Often, though, the card is not about an external situation or an interaction with others. What if this whole stand-off is happening within yourself, about a course of action or deeply embedded in your emotional life? What then?

When people feel the energy of this card at a circumstantial crossroads in their life, I get them to speculate about the different directions they can go. Which one makes them feel most weak and fearful? Simple - take the other road.

When people are not facing a decision, then I read this card as them being at war with themselves. People are unique and individual - there are millions, perhaps billions of different ways people can hate themselves (the left side of the card) or doubt themselves (the right side of the card).
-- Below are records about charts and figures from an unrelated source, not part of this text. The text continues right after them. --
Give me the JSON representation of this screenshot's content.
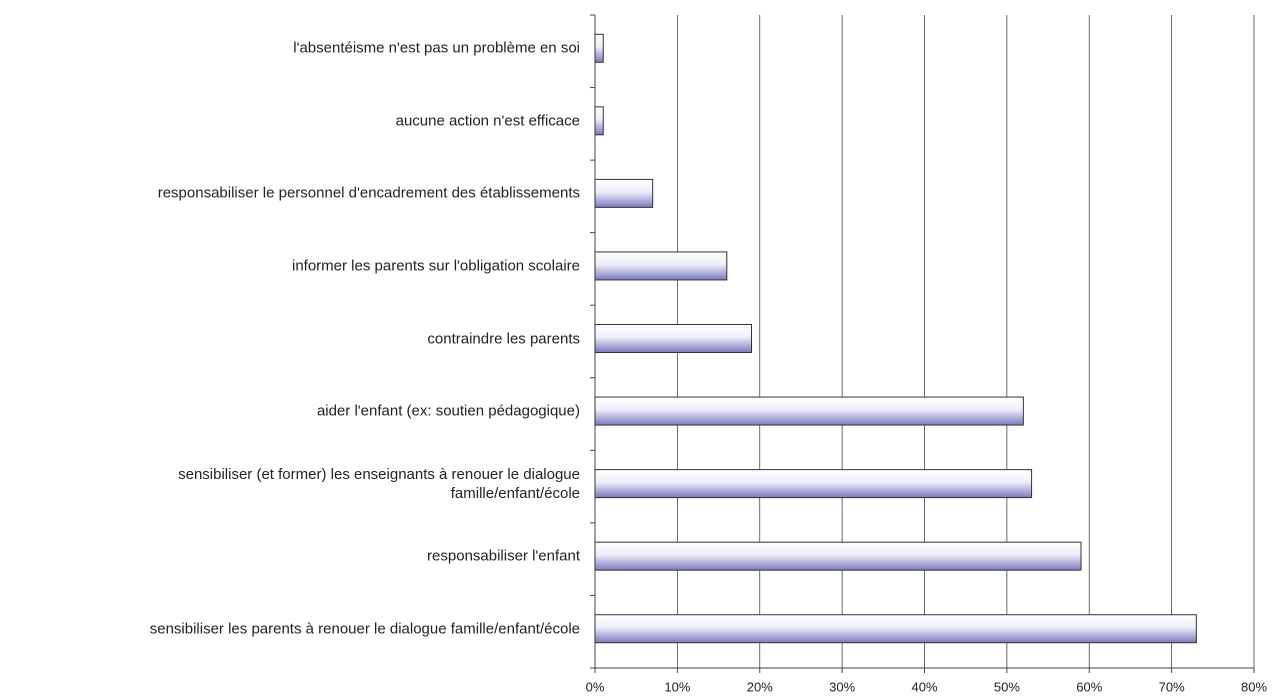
{
  "chart_data": {
    "type": "barh",
    "categories": [
      "l'absentéisme n'est pas un problème en soi",
      "aucune action n'est efficace",
      "responsabiliser le personnel d'encadrement des établissements",
      "informer les parents sur l'obligation scolaire",
      "contraindre les parents",
      "aider l'enfant (ex: soutien pédagogique)",
      "sensibiliser (et former) les enseignants à renouer le dialogue\nfamille/enfant/école",
      "responsabiliser l'enfant",
      "sensibiliser les parents à renouer le dialogue famille/enfant/école"
    ],
    "values": [
      1,
      1,
      7,
      16,
      19,
      52,
      53,
      59,
      73
    ],
    "color": "#7a78bd",
    "xlim": [
      0,
      80
    ],
    "xticks": [
      {
        "value": 0,
        "label": "0%"
      },
      {
        "value": 10,
        "label": "10%"
      },
      {
        "value": 20,
        "label": "20%"
      },
      {
        "value": 30,
        "label": "30%"
      },
      {
        "value": 40,
        "label": "40%"
      },
      {
        "value": 50,
        "label": "50%"
      },
      {
        "value": 60,
        "label": "60%"
      },
      {
        "value": 70,
        "label": "70%"
      },
      {
        "value": 80,
        "label": "80%"
      }
    ],
    "grid": true
  }
}
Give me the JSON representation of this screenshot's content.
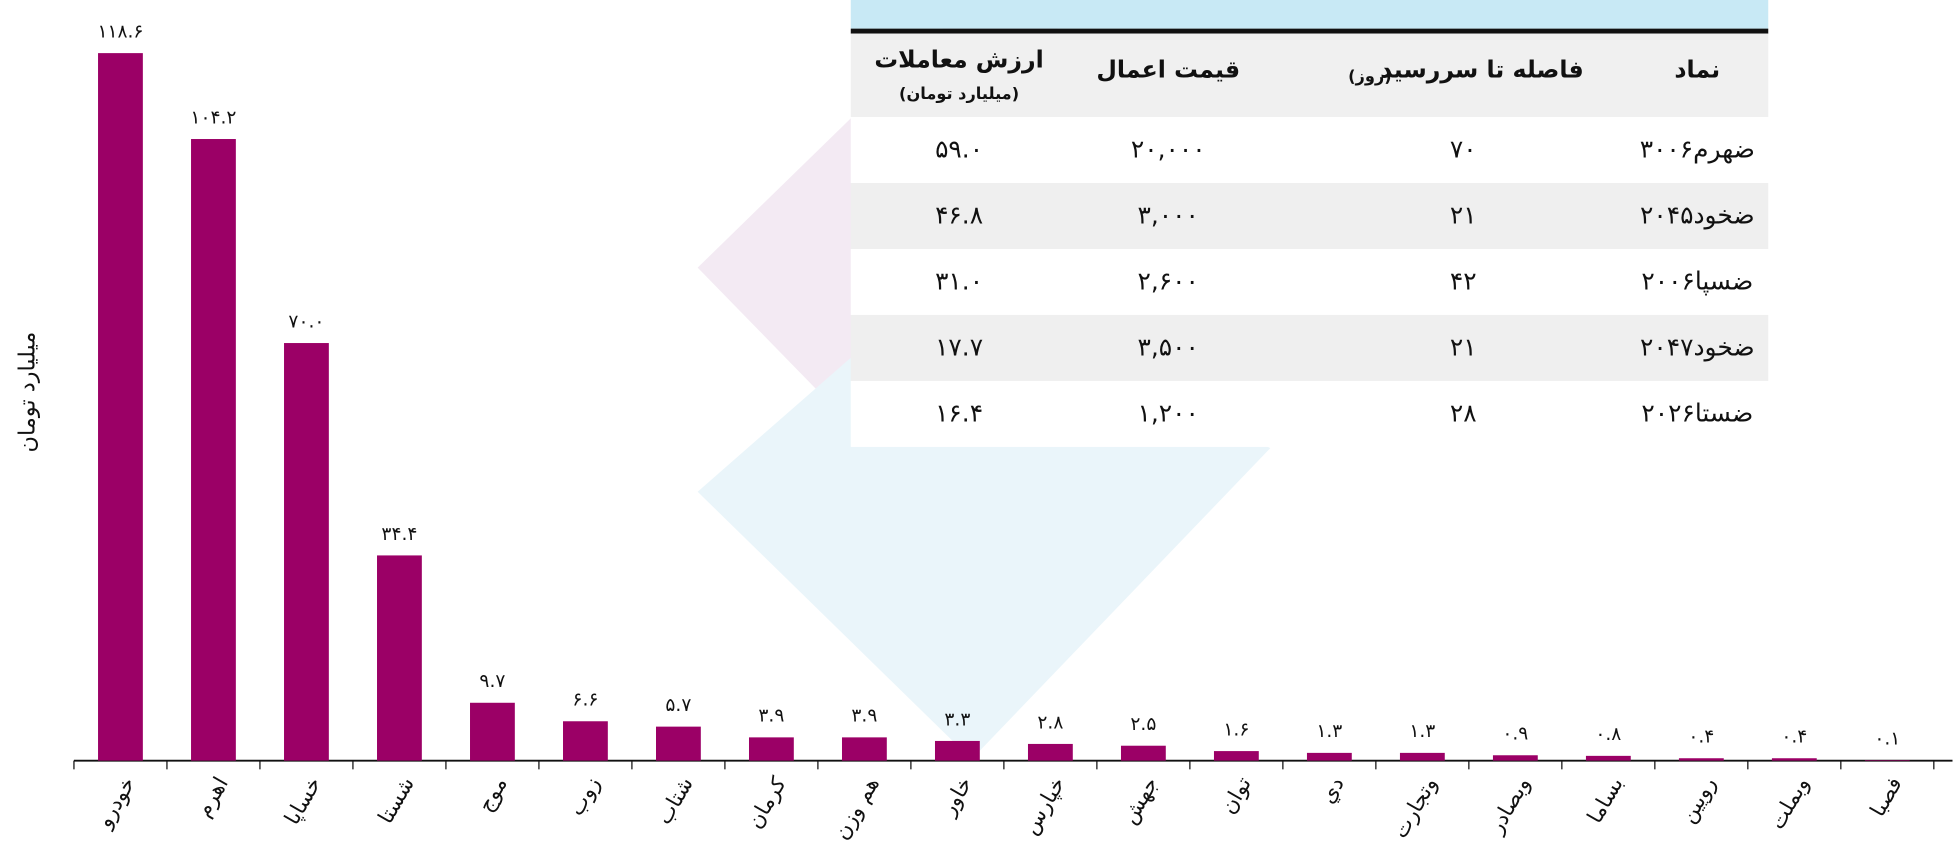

The only think such people will have in common with each other is that on a deeper level they will be unhappy no matter how much superficial joy there is in their lives, and they will be uncomfortable in their own skin.

I actually read it fairly similarly. They need to find the inner parts of their life where they have substantial self-doubt, and heal themselves, They have to find parts of their inner world where they have substantial self-loathing, say goodbye to the past, and move on into the future having learnt from their past mistakes what not to continue doing in their lives.

It is always possible to find harmony with others - but someone has to be brave enough to grasp the nettle first. It is always possible to find inner harmony - though sometimes it is very difficult - and again, it is a matter of being brave enough to confront yourself, find what needs to be resolved, and do the necessary work.

The first, last and main thing this card tells me, is that it is time to make peace right now.